Mais pourquoi s’endort-on ? Cette question fondamentale en neuroscience a peut-être trouvé une réponse avec ce que ces scientifiques appellent ici un « commutateur du sommeil » (sleep node). En identifiant dans le cerveau ce circuit de neurones spécifiques situé dans le tronc cérébral qui favorise le sommeil profond, ces chercheurs américains ont très probablement identifié une cible très prometteuse pour de nouvelles thérapies des troubles du sommeil, dont l’insomnie. Conclusions dans la revue Nature Neuroscience.

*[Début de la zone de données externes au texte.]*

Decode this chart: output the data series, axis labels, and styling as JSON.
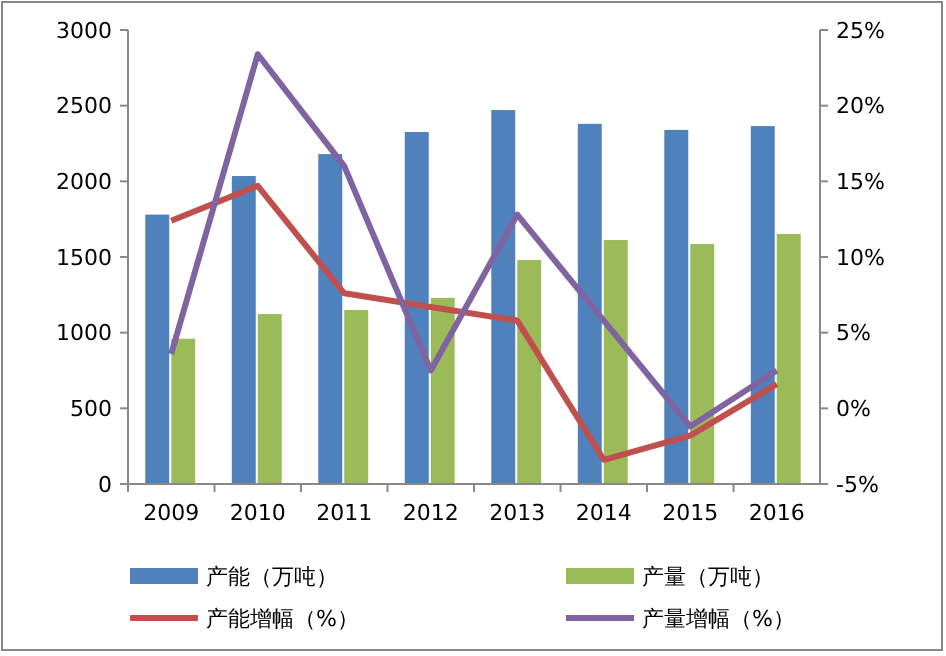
{
  "chart_data": {
    "type": "bar",
    "categories": [
      "2009",
      "2010",
      "2011",
      "2012",
      "2013",
      "2014",
      "2015",
      "2016"
    ],
    "series": [
      {
        "name": "产能（万吨）",
        "color": "#4f81bd",
        "values": [
          1780,
          2035,
          2180,
          2326,
          2471,
          2380,
          2340,
          2365
        ]
      },
      {
        "name": "产量（万吨）",
        "color": "#9bbb59",
        "values": [
          960,
          1123,
          1150,
          1230,
          1480,
          1612,
          1586,
          1652
        ]
      },
      {
        "name": "产能增幅（%）",
        "type": "line",
        "axis": "y2",
        "color": "#c0504d",
        "values": [
          12.4,
          14.7,
          7.6,
          6.7,
          5.8,
          -3.4,
          -1.8,
          1.6
        ]
      },
      {
        "name": "产量增幅（%）",
        "type": "line",
        "axis": "y2",
        "color": "#8064a2",
        "values": [
          3.6,
          23.4,
          16,
          2.5,
          12.8,
          5.8,
          -1.2,
          2.5
        ]
      }
    ],
    "ylim": [
      0,
      3000
    ],
    "yticks": [
      0,
      500,
      1000,
      1500,
      2000,
      2500,
      3000
    ],
    "y2lim": [
      -5,
      25
    ],
    "y2ticks": [
      {
        "value": -5,
        "label": "-5%"
      },
      {
        "value": 0,
        "label": "0%"
      },
      {
        "value": 5,
        "label": "5%"
      },
      {
        "value": 10,
        "label": "10%"
      },
      {
        "value": 15,
        "label": "15%"
      },
      {
        "value": 20,
        "label": "20%"
      },
      {
        "value": 25,
        "label": "25%"
      }
    ],
    "legend": "bottom",
    "grid": false,
    "marker": "none",
    "line_style": "solid"
  }
}
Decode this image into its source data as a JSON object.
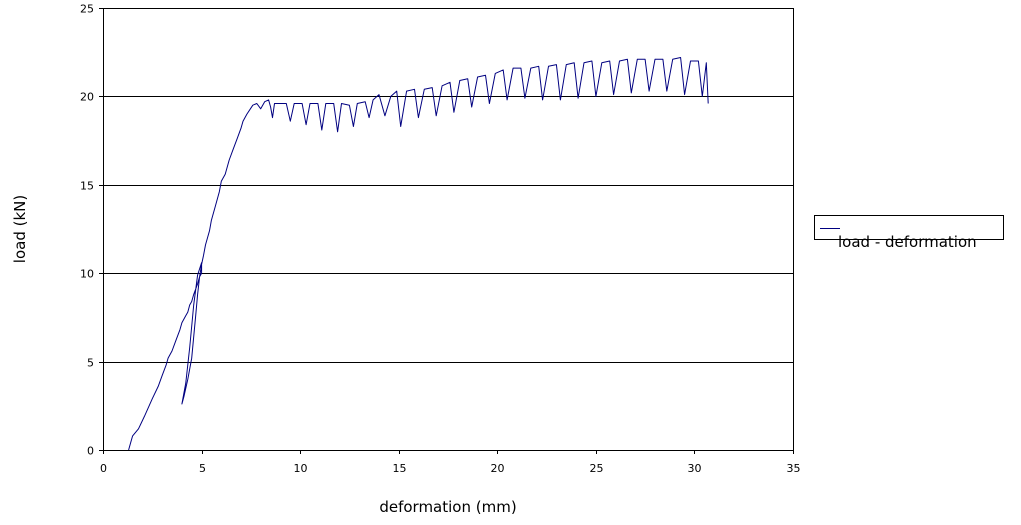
{
  "chart_data": {
    "type": "line",
    "title": "",
    "xlabel": "deformation (mm)",
    "ylabel": "load (kN)",
    "xlim": [
      0,
      35
    ],
    "ylim": [
      0,
      25
    ],
    "x_ticks": [
      0,
      5,
      10,
      15,
      20,
      25,
      30,
      35
    ],
    "y_ticks": [
      0,
      5,
      10,
      15,
      20,
      25
    ],
    "y_gridlines": true,
    "legend_position": "right",
    "colors": {
      "series": "#000080"
    },
    "series": [
      {
        "name": "load - deformation",
        "points": [
          [
            1.3,
            0.0
          ],
          [
            1.4,
            0.4
          ],
          [
            1.5,
            0.8
          ],
          [
            1.8,
            1.2
          ],
          [
            2.1,
            1.9
          ],
          [
            2.5,
            2.9
          ],
          [
            2.8,
            3.6
          ],
          [
            3.0,
            4.2
          ],
          [
            3.2,
            4.8
          ],
          [
            3.3,
            5.2
          ],
          [
            3.5,
            5.6
          ],
          [
            3.7,
            6.2
          ],
          [
            3.9,
            6.8
          ],
          [
            4.0,
            7.2
          ],
          [
            4.2,
            7.6
          ],
          [
            4.3,
            7.8
          ],
          [
            4.4,
            8.2
          ],
          [
            4.5,
            8.4
          ],
          [
            4.6,
            8.8
          ],
          [
            4.7,
            9.1
          ],
          [
            4.8,
            9.4
          ],
          [
            4.9,
            9.8
          ],
          [
            5.0,
            10.0
          ],
          [
            5.0,
            10.6
          ],
          [
            4.8,
            9.9
          ],
          [
            4.6,
            8.2
          ],
          [
            4.4,
            5.8
          ],
          [
            4.2,
            3.8
          ],
          [
            4.0,
            2.6
          ],
          [
            4.1,
            3.0
          ],
          [
            4.3,
            4.0
          ],
          [
            4.5,
            5.2
          ],
          [
            4.6,
            6.4
          ],
          [
            4.7,
            7.6
          ],
          [
            4.8,
            8.8
          ],
          [
            4.9,
            9.8
          ],
          [
            5.0,
            10.5
          ],
          [
            5.1,
            11.0
          ],
          [
            5.2,
            11.6
          ],
          [
            5.4,
            12.4
          ],
          [
            5.5,
            13.0
          ],
          [
            5.7,
            13.8
          ],
          [
            5.9,
            14.6
          ],
          [
            6.0,
            15.2
          ],
          [
            6.2,
            15.6
          ],
          [
            6.4,
            16.4
          ],
          [
            6.6,
            17.0
          ],
          [
            6.8,
            17.6
          ],
          [
            7.0,
            18.2
          ],
          [
            7.1,
            18.6
          ],
          [
            7.3,
            19.0
          ],
          [
            7.6,
            19.5
          ],
          [
            7.8,
            19.6
          ],
          [
            8.0,
            19.3
          ],
          [
            8.2,
            19.7
          ],
          [
            8.4,
            19.8
          ],
          [
            8.5,
            19.4
          ],
          [
            8.6,
            18.8
          ],
          [
            8.7,
            19.6
          ],
          [
            9.0,
            19.6
          ],
          [
            9.3,
            19.6
          ],
          [
            9.5,
            18.6
          ],
          [
            9.7,
            19.6
          ],
          [
            10.1,
            19.6
          ],
          [
            10.3,
            18.4
          ],
          [
            10.5,
            19.6
          ],
          [
            10.9,
            19.6
          ],
          [
            11.1,
            18.1
          ],
          [
            11.3,
            19.6
          ],
          [
            11.7,
            19.6
          ],
          [
            11.9,
            18.0
          ],
          [
            12.1,
            19.6
          ],
          [
            12.5,
            19.5
          ],
          [
            12.7,
            18.3
          ],
          [
            12.9,
            19.6
          ],
          [
            13.3,
            19.7
          ],
          [
            13.5,
            18.8
          ],
          [
            13.7,
            19.8
          ],
          [
            14.0,
            20.1
          ],
          [
            14.3,
            18.9
          ],
          [
            14.6,
            20.0
          ],
          [
            14.9,
            20.3
          ],
          [
            15.1,
            18.3
          ],
          [
            15.4,
            20.3
          ],
          [
            15.8,
            20.4
          ],
          [
            16.0,
            18.8
          ],
          [
            16.3,
            20.4
          ],
          [
            16.7,
            20.5
          ],
          [
            16.9,
            18.9
          ],
          [
            17.2,
            20.6
          ],
          [
            17.6,
            20.8
          ],
          [
            17.8,
            19.1
          ],
          [
            18.1,
            20.9
          ],
          [
            18.5,
            21.0
          ],
          [
            18.7,
            19.4
          ],
          [
            19.0,
            21.1
          ],
          [
            19.4,
            21.2
          ],
          [
            19.6,
            19.6
          ],
          [
            19.9,
            21.3
          ],
          [
            20.3,
            21.5
          ],
          [
            20.5,
            19.8
          ],
          [
            20.8,
            21.6
          ],
          [
            21.2,
            21.6
          ],
          [
            21.4,
            19.9
          ],
          [
            21.7,
            21.6
          ],
          [
            22.1,
            21.7
          ],
          [
            22.3,
            19.8
          ],
          [
            22.6,
            21.7
          ],
          [
            23.0,
            21.8
          ],
          [
            23.2,
            19.8
          ],
          [
            23.5,
            21.8
          ],
          [
            23.9,
            21.9
          ],
          [
            24.1,
            19.9
          ],
          [
            24.4,
            21.9
          ],
          [
            24.8,
            22.0
          ],
          [
            25.0,
            20.0
          ],
          [
            25.3,
            21.9
          ],
          [
            25.7,
            22.0
          ],
          [
            25.9,
            20.1
          ],
          [
            26.2,
            22.0
          ],
          [
            26.6,
            22.1
          ],
          [
            26.8,
            20.2
          ],
          [
            27.1,
            22.1
          ],
          [
            27.5,
            22.1
          ],
          [
            27.7,
            20.3
          ],
          [
            28.0,
            22.1
          ],
          [
            28.4,
            22.1
          ],
          [
            28.6,
            20.3
          ],
          [
            28.9,
            22.1
          ],
          [
            29.3,
            22.2
          ],
          [
            29.5,
            20.1
          ],
          [
            29.8,
            22.0
          ],
          [
            30.2,
            22.0
          ],
          [
            30.4,
            20.0
          ],
          [
            30.6,
            21.9
          ],
          [
            30.7,
            19.6
          ]
        ]
      }
    ]
  }
}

Ces chercheurs de Harvard et de l’Université de Buffalo (UB) démontrent que la moitié de toute l’activité cérébrale préparant au sommeil provient d’une zone parafaciale du tronc cérébral, une zone primordiale du cerveau qui régule des fonctions de base, comme la respiration, la pression artérielle, la fréquence cardiaque et la température corporelle. Le sommeil vient rejoindre, du moins par cette localisation cérébrale, les fonctions essentielles à notre survie. « Cette association étroite entre un centre du sommeil et d’autres fonctions vitales met en évidence l’importance du rôle du sommeil dans l’évolution de notre cerveau », renchérit Caroline E. Bass, professeur adjoint de pharmacologie et de toxicologie à l’UB, co-auteur de l’étude.
C’est un type spécifique de neurones situés dans cette zone du sommeil du tronc cérébral et qui produisent le neurotransmetteur (GABA) qui est responsable de ce sommeil profond. En utilisant un ensemble de techniques innovantes pour contrôler précisément ces neurones à distance, les « éteindre » ou « les allumer », les chercheurs parviennent ici à ouvrir ce commutateur neuronal du sommeil, le second à être identifié dans le cerveau des mammifères et dont l’activité apparaît ici suffisante pour entrainer un sommeil profond.

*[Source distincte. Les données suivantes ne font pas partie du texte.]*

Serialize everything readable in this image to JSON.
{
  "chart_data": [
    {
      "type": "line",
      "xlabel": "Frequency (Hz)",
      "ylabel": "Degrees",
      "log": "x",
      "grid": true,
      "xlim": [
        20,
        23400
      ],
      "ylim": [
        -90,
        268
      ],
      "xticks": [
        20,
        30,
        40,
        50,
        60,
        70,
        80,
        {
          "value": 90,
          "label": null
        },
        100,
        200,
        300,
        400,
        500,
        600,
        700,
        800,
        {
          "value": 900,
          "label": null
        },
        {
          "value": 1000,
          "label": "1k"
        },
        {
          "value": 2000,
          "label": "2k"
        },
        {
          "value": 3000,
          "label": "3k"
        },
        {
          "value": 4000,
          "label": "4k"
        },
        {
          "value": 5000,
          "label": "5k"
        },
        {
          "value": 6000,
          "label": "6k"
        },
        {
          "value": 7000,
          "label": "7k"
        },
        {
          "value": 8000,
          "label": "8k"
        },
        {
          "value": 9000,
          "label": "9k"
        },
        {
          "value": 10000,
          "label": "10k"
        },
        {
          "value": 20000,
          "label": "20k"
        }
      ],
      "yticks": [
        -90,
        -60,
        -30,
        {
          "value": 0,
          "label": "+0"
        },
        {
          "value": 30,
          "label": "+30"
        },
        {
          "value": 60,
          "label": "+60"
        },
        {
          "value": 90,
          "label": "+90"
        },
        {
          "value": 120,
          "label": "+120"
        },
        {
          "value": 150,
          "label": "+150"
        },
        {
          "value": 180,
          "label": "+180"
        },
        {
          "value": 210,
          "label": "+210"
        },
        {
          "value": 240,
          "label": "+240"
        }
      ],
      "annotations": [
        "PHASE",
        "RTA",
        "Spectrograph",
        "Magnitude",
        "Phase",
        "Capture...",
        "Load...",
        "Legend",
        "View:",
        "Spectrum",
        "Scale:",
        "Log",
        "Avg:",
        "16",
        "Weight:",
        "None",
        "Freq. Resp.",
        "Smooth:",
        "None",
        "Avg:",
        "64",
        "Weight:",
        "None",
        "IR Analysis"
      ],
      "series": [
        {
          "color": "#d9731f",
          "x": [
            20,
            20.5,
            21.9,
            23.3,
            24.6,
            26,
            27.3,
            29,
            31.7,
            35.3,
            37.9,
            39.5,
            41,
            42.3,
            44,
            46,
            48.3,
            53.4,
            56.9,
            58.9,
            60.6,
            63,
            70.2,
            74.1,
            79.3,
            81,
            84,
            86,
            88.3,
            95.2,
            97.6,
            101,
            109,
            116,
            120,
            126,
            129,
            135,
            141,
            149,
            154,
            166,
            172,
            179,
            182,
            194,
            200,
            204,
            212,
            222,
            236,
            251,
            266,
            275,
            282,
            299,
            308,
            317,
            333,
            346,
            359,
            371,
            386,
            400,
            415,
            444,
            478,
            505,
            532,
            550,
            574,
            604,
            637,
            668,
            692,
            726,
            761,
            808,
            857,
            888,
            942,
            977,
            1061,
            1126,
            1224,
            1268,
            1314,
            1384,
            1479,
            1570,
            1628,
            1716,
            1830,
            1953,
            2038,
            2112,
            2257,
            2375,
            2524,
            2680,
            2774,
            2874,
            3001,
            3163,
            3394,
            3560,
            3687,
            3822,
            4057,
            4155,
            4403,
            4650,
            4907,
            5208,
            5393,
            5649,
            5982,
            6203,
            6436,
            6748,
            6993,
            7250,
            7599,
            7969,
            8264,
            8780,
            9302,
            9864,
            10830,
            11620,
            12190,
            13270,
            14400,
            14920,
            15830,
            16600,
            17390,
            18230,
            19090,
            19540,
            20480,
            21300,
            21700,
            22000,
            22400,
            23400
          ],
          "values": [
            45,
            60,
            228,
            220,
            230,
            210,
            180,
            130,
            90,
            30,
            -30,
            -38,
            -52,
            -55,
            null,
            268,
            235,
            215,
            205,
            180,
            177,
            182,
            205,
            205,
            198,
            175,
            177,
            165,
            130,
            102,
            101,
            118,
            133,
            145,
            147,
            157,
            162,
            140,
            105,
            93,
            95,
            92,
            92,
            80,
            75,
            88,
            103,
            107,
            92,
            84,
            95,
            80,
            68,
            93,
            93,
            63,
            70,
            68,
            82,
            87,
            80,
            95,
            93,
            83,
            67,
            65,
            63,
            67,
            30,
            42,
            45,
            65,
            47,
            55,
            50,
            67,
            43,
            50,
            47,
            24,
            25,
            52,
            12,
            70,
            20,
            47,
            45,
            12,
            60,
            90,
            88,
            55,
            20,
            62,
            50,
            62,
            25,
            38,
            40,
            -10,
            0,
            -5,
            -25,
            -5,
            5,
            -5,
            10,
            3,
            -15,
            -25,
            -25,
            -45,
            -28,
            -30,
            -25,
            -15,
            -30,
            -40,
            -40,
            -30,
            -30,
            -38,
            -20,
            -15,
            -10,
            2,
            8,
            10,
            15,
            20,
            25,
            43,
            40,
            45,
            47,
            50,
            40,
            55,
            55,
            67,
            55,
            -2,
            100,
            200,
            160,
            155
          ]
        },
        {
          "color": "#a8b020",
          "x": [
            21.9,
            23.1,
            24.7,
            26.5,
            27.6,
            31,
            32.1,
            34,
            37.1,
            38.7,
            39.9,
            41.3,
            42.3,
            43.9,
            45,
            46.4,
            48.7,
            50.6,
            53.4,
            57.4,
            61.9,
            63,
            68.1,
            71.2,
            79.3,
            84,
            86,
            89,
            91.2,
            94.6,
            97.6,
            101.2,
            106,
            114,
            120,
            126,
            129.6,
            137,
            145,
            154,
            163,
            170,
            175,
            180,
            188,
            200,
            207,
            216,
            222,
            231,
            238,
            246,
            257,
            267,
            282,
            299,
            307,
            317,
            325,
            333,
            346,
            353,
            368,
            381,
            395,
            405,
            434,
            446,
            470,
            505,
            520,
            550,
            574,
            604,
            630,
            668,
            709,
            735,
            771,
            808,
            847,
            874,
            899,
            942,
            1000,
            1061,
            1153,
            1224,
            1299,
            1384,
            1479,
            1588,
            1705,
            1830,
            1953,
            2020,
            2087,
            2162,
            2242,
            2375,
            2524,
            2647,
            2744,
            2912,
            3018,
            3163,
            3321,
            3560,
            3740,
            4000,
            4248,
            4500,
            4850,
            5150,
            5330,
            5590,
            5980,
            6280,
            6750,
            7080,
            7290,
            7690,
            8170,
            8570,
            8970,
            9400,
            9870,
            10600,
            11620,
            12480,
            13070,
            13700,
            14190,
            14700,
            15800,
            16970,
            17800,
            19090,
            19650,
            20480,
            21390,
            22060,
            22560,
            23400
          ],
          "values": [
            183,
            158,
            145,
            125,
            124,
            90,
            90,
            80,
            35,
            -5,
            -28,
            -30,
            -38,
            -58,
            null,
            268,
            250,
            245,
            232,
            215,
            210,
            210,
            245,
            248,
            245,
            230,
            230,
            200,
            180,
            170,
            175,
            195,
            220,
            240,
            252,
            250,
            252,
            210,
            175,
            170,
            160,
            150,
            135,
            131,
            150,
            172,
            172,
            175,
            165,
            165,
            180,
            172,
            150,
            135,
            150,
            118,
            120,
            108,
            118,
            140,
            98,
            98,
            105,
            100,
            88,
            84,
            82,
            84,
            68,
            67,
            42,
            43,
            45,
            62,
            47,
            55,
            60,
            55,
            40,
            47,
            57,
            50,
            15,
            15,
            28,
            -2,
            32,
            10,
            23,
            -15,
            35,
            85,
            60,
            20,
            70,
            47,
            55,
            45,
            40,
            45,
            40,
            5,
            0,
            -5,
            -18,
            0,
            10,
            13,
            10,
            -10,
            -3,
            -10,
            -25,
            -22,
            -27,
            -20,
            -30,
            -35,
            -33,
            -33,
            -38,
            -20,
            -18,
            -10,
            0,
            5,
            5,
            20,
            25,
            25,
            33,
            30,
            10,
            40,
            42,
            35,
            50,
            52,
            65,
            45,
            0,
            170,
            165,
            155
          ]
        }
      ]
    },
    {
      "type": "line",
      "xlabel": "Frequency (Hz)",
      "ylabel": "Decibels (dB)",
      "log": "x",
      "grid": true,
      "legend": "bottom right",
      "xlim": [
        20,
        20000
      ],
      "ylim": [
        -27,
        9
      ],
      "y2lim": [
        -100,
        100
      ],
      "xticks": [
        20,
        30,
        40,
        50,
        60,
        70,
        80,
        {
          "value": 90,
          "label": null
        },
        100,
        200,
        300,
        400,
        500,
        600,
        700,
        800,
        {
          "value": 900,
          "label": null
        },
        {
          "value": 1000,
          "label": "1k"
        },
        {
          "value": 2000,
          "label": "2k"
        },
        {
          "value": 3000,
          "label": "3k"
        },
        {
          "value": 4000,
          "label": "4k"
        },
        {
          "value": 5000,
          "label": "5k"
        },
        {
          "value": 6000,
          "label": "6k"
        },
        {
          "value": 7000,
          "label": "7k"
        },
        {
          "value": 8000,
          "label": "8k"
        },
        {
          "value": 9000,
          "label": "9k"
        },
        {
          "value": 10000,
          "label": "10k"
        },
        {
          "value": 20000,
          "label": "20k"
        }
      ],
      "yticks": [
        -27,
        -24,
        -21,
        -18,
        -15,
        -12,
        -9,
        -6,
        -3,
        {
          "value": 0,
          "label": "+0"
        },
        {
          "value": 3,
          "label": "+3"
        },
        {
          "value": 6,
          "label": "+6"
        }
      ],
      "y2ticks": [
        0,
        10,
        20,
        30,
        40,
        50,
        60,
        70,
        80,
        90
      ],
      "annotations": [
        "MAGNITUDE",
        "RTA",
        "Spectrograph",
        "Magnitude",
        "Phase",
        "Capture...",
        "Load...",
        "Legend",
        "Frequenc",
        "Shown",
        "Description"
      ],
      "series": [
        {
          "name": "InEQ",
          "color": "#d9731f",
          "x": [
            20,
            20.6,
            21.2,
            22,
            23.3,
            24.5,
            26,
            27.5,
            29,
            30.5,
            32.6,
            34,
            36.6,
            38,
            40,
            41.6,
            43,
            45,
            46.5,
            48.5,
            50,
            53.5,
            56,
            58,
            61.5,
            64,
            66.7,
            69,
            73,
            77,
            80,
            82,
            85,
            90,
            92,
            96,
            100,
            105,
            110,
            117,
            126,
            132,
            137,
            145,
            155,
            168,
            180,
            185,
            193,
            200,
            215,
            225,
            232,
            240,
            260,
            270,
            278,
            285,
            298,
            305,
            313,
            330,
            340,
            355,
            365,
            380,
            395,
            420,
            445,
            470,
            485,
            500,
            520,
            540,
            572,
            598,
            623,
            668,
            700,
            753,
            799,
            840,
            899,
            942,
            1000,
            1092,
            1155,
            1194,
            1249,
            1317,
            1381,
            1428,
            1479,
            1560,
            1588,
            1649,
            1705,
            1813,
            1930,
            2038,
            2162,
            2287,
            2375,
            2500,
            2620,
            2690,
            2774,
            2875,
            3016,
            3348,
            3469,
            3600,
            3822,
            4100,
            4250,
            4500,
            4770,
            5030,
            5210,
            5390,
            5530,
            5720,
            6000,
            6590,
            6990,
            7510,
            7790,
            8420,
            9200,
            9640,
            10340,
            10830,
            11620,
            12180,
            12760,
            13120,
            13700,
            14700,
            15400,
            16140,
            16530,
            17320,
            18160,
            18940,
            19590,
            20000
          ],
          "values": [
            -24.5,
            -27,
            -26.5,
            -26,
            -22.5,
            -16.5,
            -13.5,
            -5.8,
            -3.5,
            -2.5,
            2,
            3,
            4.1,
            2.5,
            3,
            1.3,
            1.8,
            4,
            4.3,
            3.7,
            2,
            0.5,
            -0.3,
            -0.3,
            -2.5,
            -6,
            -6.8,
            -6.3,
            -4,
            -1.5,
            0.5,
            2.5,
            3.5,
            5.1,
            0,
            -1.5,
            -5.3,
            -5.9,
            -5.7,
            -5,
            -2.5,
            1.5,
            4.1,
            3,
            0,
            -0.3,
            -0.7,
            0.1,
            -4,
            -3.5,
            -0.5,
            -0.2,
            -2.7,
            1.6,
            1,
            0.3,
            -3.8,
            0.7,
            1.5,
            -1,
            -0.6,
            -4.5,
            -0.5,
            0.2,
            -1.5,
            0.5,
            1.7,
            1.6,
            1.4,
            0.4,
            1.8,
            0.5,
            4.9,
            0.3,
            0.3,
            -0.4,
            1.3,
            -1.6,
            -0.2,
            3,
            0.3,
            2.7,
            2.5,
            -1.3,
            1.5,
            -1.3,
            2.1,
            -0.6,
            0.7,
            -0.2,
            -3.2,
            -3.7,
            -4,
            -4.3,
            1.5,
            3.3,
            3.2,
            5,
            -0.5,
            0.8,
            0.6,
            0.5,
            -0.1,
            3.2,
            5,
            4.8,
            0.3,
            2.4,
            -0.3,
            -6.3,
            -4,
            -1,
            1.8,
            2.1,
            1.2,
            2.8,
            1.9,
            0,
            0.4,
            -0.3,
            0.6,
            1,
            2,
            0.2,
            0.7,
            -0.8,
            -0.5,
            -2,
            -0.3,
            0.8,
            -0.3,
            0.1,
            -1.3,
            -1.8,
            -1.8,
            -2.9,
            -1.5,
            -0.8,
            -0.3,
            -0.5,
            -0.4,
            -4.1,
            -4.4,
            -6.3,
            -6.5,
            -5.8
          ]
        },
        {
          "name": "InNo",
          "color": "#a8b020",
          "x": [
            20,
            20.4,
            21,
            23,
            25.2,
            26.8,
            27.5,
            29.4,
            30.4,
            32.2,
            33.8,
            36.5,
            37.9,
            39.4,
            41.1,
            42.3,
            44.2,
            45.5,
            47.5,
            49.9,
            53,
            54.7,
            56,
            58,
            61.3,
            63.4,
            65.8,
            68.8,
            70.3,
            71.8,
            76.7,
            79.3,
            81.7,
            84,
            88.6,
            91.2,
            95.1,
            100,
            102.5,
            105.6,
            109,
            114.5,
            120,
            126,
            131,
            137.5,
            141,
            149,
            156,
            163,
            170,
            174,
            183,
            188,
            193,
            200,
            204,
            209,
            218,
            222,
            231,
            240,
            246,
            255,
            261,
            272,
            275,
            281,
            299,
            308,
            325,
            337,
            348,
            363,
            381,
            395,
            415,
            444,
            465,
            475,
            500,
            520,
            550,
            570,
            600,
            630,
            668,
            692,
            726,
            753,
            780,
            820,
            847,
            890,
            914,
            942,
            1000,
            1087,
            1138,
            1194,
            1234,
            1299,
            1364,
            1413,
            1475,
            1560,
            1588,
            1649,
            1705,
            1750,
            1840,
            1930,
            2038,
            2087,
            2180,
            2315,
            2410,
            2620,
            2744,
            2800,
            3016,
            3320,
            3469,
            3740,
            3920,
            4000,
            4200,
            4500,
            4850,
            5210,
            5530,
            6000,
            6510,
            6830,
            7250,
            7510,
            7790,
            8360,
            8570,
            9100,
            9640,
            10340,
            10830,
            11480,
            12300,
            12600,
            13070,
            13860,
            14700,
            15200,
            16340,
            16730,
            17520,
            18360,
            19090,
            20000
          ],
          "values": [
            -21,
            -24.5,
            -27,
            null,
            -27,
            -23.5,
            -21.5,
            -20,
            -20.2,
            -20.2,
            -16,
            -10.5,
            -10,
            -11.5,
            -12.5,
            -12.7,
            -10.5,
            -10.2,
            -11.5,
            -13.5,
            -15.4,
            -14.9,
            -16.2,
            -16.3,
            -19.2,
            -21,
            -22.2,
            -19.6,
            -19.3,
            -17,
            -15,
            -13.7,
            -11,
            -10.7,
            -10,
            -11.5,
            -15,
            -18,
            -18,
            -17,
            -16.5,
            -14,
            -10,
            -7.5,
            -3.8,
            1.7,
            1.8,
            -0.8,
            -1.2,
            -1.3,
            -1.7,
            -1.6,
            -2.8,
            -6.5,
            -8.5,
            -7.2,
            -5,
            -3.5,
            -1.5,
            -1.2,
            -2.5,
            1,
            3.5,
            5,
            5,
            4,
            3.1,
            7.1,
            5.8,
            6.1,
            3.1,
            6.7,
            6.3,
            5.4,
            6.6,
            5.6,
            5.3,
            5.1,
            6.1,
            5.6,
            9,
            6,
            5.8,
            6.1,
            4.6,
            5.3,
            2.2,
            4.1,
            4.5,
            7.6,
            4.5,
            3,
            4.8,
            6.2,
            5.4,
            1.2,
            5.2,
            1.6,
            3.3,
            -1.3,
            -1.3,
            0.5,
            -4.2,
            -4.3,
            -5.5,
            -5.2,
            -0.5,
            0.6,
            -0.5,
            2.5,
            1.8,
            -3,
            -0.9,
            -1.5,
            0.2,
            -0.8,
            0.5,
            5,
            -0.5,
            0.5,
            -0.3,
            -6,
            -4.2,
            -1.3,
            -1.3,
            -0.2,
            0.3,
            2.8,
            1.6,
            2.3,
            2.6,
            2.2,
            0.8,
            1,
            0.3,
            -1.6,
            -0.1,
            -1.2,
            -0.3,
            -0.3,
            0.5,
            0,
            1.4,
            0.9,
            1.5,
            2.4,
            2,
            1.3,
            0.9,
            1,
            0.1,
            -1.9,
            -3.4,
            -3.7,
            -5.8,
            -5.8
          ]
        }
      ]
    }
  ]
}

Plus besoin de sédatifs ! C’est une nouvelle approche moléculaire sans précédent permettant un contrôle du fonctionnement du cerveau au niveau cellulaire et dans ce cas sur le sommeil, qui vient d’être développée. Contrairement à la stimulation électrique qui va activer toute une région cérébrale, la technique en question permet de cibler ces neurones spécifiques. Cette approche repose sur un virus qui, une fois introduit dans la zone concernée, ici chez l’animal, exprime un récepteur « design » sur les neurones producteurs de GABA, les active, entrainant l’animal dans un sommeil profond.
Il reste néanmoins à vérifier les interactions de cette « manipulation » avec les autres connections et régions du cerveau, mais ces résultats laissent déjà espérer de nouveaux médicaments pour traiter les troubles du sommeil et peut-être d’autres anesthésiques.